Tecidos. Vestuário e Calçados


153332 - renato1631 -  23 Out 2012, 22:44
Muito bom!


Grendene e Alpargatas

Calçados sofreram alta nas vendas no e-commerce durante o inverno
Em comparação com o mesmo período de 2011, o chinelo apresentou alta mais expressiva, seguido pelas botas

Por Juliana Américo Lourenço da Silva

ÃO PAULO – No inverno de 2012, os calçados foram os itens mais comprados pela internet. O levantamento realizado pela ClearSale revelou que a procura por chinelos foi a que mais subiu, em relação a mesma estação do ano passado, com um crescimento de 185%.
O item ficou a frente das botas, que cresceram 162% e dos sapatos de tiveram alta de 132%. Já as roupas apresentaram queda nas vendas, sendo que as jaquetas caíram 41% e as blusas e moletons 20%. Nas vendas totais, as regiões Centro-Oeste, Sul e Sudeste foram as que mais consumiram calçados, seguidos por Nordeste e Norte.

77337 - renato1631 - 17/Jun/2011 22:49
Bahia aciona sirene com demissões na Vulcabras
Lurdete Ertel (lertel@brasileconomico.com.br)
Depois do Rio Grande do Sul acionar o alerta vermelho para uma nova crise no setor calçadista com demissões em massa da gigante Vulcabras/Azaleia no estado, a Bahia também ligou a sirene.

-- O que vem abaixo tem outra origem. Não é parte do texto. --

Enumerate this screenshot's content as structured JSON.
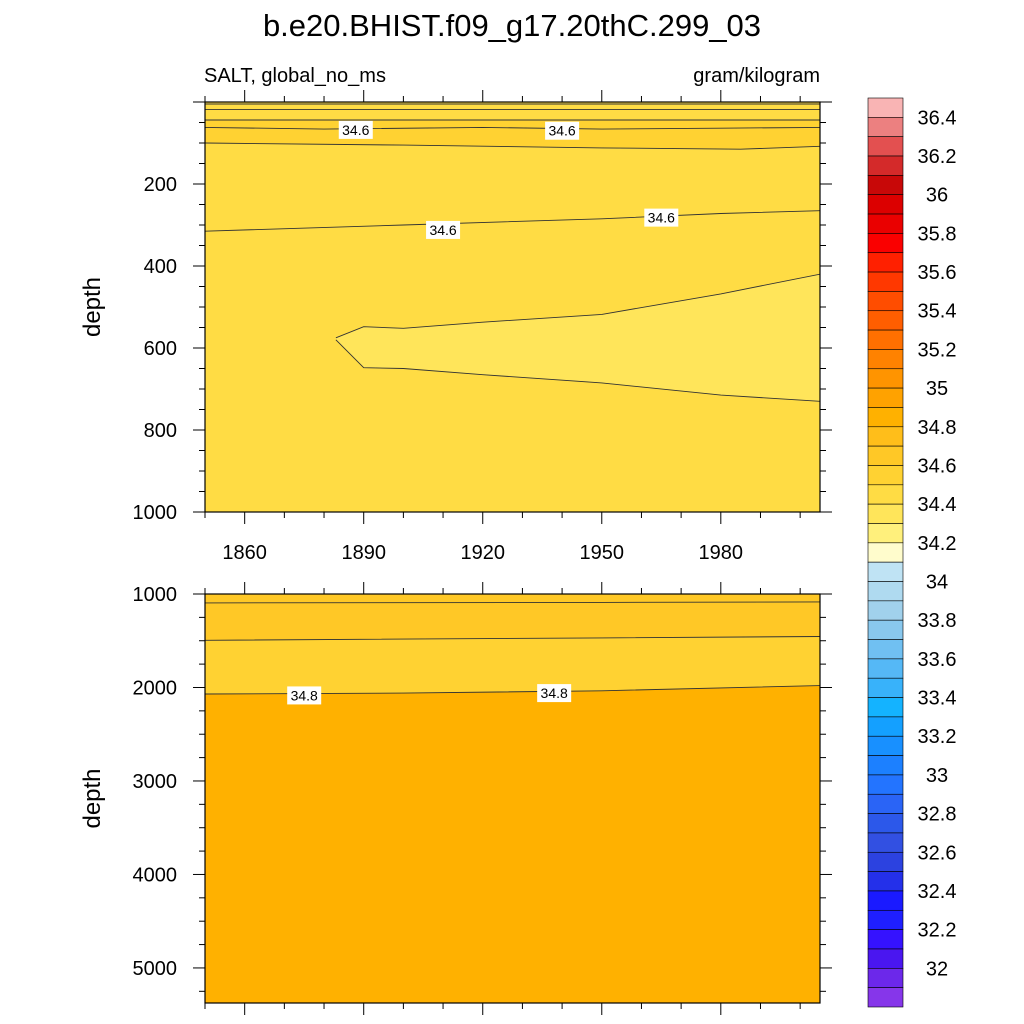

Com 18 fábricas em diversas cidades baianas, a empresa já desativou linhas de produção em vários endereços, dispensando cerca de 4 mil trabalhadores nos últimos sete meses.

Prefeitos e políticos dos municípios baianos de Itapetinga, Maiquinique, Itarantim, Itororó, Caatiba, Macarani, Potiraguá, Firmino Alves, Nova Canaã, Ibicuí, Iguaí e Itambé cerraram fileiras para tentar barrar novas dispensas no quadro de pessoal do grupo, que chegou a empregar 18 mil baianos nos tempos áureos.

Além de ter nos calos a taxa de câmbio e a concorrência dos calçados chineses, que roubou consumo interno e exportações, o setor já está acusando outro golpe - o fim dos incentivos fiscais para as fábricas do Nordeste, com a aprovação da reforma tributária.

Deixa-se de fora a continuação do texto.